Fue Erich Hartmann, periodista y fotógrafo de Magnum, que luchó en la Segunda Guerra Mundial, quien acuñó una frase tal cierta como vergonzante que sigue siendo cierta hoy en día: “La guerra es un lugar donde jóvenes que no se conocen y no se odian se matan entre sí por la decisión de viejos que se conocen y se odian, pero no se matan”.

A pesar de que las horribles continuas escenas que nos llegan a través de nuestros móviles o televisores o las cruentas narraciones, nos llegamos a acostumbrar a que en pleno siglo XXI sigamos odiándonos y matándonos en el mundo como hace cientos de años, comandados por quienes nos gobiernan.

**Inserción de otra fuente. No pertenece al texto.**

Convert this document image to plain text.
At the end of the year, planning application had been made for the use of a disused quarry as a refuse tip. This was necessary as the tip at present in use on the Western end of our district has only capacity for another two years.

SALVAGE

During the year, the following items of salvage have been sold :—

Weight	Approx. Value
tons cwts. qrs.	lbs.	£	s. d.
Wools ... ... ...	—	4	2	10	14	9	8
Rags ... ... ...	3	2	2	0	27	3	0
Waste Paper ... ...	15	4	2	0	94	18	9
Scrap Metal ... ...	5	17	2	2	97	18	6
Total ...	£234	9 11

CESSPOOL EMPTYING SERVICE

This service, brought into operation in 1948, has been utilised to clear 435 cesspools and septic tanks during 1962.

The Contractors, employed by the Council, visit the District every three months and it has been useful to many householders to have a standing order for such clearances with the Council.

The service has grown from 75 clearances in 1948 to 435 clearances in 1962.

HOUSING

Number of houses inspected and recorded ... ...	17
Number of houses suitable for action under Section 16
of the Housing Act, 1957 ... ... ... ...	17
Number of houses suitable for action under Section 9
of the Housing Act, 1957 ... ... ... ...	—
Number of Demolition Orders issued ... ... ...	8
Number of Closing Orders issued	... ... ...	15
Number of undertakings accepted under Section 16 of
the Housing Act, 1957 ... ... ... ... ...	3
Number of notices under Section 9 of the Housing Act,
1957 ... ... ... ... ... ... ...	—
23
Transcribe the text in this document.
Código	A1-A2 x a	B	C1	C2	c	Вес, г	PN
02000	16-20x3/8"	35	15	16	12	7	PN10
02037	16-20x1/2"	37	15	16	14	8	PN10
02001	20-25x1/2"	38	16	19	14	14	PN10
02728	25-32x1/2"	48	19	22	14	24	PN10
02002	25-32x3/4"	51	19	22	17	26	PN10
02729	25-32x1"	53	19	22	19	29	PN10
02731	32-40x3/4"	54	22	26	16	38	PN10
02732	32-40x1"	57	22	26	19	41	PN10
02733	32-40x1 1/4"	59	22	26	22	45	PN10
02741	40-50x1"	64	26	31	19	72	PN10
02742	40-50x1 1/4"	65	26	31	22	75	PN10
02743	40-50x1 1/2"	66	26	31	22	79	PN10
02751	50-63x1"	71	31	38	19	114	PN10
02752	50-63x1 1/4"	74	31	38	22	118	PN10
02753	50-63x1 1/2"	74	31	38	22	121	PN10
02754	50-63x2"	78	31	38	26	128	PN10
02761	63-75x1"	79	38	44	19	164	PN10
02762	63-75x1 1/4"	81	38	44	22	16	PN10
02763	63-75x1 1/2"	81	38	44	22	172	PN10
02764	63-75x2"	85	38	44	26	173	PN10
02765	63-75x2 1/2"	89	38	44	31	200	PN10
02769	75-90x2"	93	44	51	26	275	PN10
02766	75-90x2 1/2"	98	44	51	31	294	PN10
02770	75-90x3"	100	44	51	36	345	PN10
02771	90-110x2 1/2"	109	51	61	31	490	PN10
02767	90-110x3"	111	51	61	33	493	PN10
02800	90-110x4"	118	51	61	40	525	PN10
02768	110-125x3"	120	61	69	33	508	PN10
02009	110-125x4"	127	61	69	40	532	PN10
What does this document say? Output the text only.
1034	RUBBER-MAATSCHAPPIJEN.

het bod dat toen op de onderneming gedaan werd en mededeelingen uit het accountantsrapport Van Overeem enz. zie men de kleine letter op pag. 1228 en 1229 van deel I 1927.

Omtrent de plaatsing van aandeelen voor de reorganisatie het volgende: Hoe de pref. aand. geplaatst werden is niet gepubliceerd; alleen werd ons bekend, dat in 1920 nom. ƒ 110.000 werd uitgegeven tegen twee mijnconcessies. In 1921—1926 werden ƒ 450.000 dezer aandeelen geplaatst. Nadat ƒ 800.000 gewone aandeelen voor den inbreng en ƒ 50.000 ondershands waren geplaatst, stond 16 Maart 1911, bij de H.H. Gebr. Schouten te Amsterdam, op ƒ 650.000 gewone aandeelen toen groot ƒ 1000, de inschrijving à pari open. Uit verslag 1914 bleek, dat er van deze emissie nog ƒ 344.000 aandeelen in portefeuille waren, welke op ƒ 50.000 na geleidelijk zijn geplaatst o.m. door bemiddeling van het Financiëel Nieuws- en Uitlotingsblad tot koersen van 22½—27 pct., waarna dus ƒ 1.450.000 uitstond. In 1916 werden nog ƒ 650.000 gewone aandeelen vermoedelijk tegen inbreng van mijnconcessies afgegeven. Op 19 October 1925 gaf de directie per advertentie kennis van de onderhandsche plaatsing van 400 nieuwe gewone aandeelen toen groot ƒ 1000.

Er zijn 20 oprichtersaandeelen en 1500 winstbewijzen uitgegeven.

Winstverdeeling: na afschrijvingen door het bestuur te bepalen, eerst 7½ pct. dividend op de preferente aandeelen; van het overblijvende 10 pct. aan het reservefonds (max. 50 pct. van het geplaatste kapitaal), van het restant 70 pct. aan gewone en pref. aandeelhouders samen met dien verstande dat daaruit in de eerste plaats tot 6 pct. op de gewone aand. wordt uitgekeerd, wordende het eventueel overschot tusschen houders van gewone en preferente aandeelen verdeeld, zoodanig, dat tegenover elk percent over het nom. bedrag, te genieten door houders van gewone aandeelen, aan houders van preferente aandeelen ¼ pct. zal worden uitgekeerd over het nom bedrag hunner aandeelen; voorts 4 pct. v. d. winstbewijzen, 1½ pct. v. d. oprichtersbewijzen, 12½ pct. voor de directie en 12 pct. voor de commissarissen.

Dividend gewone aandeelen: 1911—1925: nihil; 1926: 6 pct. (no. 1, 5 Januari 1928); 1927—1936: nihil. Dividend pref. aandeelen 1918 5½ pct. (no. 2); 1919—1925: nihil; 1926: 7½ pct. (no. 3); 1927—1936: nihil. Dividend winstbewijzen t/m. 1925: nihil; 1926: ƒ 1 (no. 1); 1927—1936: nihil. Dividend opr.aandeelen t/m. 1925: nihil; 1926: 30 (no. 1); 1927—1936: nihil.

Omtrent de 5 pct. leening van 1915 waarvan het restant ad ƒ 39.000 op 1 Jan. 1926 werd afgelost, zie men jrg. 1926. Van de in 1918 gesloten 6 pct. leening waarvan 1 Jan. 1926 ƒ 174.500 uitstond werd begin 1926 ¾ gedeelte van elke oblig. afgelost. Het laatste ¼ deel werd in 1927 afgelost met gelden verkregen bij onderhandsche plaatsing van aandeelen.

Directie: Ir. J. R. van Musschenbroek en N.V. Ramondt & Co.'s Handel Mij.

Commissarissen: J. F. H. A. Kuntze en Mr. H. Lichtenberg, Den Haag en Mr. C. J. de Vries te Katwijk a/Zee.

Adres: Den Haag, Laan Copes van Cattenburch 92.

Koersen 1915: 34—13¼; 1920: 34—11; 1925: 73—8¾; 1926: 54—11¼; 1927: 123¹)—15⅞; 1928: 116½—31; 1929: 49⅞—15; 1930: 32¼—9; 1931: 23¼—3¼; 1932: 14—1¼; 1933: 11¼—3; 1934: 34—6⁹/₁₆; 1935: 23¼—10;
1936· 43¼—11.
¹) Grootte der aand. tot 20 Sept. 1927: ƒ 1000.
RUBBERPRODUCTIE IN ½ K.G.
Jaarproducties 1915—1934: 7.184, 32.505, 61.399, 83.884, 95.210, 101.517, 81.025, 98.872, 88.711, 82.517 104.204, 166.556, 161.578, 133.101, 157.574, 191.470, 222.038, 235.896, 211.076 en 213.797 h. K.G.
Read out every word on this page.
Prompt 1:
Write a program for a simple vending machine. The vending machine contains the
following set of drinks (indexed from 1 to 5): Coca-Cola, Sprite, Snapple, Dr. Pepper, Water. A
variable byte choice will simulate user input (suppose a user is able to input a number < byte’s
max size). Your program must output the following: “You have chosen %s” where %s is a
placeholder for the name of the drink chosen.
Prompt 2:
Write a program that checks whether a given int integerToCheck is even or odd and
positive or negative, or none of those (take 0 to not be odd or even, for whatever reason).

A los pocos meses del inicio de los bestiales conflictos nos posicionamos a favor o en contra, frivolizando sobre ello, ignorando las miles de vidas que no tuvieron la oportunidad de hacerlo. Parece mentira que no recordemos nuestra propia historia y cómo cada infierno familiar ha inoculado el odio y la necesidad de venganza en muchas generaciones.

Hemos escuchado suficientes historias como para que querer una reconciliación en todo conflicto con la que todos encontremos reparación y paz y sin embargo no dudamos en juzgar a países enteros por quienes les gobiernan y sabiendo poco cómo. Pensemos en nosotros.

Miles de jóvenes que llegaron al mundo con la esperanza y la ilusión de sus padres de tener una vida mejor y encuentran un capítulo que les marcará su vida para siempre sin ellos haber decidido nada.

Cada vez más cerca, cada vez más claros los intereses y los impactos y seguimos impasibles ante tanta barbarie y cuando no, violentos con la violencia. Todo es cuestión de aceptar lo inaceptable. Es como un cable en el que te vas enredando y de repente un día ya no te puedes liberar. A todos, nos irá peor.